GSMA's Bouverot sends operator-backed open letter to Kroes calling for European reform
The director general of the GSMA, Anne Bouverot, has sent an open letter to EC Commissioner Neelie Kroes calling for policy reform that will encourage investment in Europe’s telecoms sector. Bouverot secured endorsements from the CEOs of ten European operators with a combined European mobile customer base of almost three quarters of a billion subscriptions, according to data from Informa’s World Cellular Investors service.
March 10, 2014
The director general of the GSMA, Anne Bouverot, has sent an open letter to EC Commissioner Neelie Kroes calling for policy reform that will encourage investment in Europe’s telecoms sector. Bouverot secured endorsements from the CEOs of ten European operators with a combined European mobile customer base of almost three quarters of a billion subscriptions, according to data from Informa’s World Cellular Investors service.
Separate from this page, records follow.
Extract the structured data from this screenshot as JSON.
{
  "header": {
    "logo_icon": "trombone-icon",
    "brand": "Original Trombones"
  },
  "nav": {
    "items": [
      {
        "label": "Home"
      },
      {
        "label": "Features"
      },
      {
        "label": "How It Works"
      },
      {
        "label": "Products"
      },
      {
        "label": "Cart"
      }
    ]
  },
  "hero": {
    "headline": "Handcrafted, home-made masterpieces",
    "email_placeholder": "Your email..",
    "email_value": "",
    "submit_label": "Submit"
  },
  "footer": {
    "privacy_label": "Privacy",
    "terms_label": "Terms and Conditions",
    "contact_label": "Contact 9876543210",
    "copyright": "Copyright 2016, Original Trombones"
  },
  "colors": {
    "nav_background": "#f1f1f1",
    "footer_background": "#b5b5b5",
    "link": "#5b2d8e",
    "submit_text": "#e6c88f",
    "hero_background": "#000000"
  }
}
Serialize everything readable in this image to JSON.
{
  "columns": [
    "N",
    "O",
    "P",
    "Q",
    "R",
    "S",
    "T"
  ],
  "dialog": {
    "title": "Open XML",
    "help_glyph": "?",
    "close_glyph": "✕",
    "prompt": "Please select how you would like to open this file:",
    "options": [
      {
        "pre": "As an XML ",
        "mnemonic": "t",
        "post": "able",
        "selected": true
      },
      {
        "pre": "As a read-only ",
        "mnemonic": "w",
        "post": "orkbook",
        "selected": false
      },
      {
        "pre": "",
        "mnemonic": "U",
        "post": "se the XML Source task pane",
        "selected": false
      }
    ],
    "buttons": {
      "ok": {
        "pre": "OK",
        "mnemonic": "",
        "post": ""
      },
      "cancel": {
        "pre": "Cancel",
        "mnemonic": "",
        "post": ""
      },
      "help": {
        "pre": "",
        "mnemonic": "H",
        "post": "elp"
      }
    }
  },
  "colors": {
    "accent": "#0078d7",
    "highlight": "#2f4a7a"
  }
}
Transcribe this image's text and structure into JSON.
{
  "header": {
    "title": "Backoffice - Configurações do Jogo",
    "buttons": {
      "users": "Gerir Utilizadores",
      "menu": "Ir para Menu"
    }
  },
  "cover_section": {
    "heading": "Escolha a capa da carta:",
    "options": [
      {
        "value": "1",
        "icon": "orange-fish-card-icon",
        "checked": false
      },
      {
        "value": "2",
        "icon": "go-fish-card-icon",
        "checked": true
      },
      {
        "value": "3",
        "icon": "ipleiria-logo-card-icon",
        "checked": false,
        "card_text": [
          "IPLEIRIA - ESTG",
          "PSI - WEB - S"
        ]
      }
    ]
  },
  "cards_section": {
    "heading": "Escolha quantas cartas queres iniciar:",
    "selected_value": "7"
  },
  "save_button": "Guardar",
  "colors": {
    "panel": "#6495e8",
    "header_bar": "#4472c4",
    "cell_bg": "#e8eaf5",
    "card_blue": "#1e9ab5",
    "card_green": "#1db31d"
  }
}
The GSMA said that, despite Europe having the highest regional mobile penetration in the world, it was the only area in which revenues have declined, from €162bn in 2010 to €142bn in 2013. Despite this, the organisation said, “comprehensive policy reform” could enable the European mobile sector to drive investment, improve connectivity and enable innovation.
It is increasingly popular to compare Europe unfavourably with the US and Bouverot’s letter warned that European operators are “facing decreasing revenues and reduced market values compared with oeprators in the US and Asia,” as well as other players in the sector, for which read the internet and OS powerhouses. “This is impairing our ability to invest in the communications infrastructure needed to put Europe back on the path to growth and jobs,” she added.
Bouverot stressed the need for a regulatory overhaul that would enable operators to act unencumbered by “unnecessary layers of regulation”, drive greater harmony across the region and permit operators to consolidate to restructure the market.
She also called for “a level playing field for all”, a statement that again appeared to put internet players in her sights. Even-handed regulation “across the value chain” was needed, she said, as well as “consistent applications of rules irrespective of the technology being used, who is providing the service or where individuals are located.”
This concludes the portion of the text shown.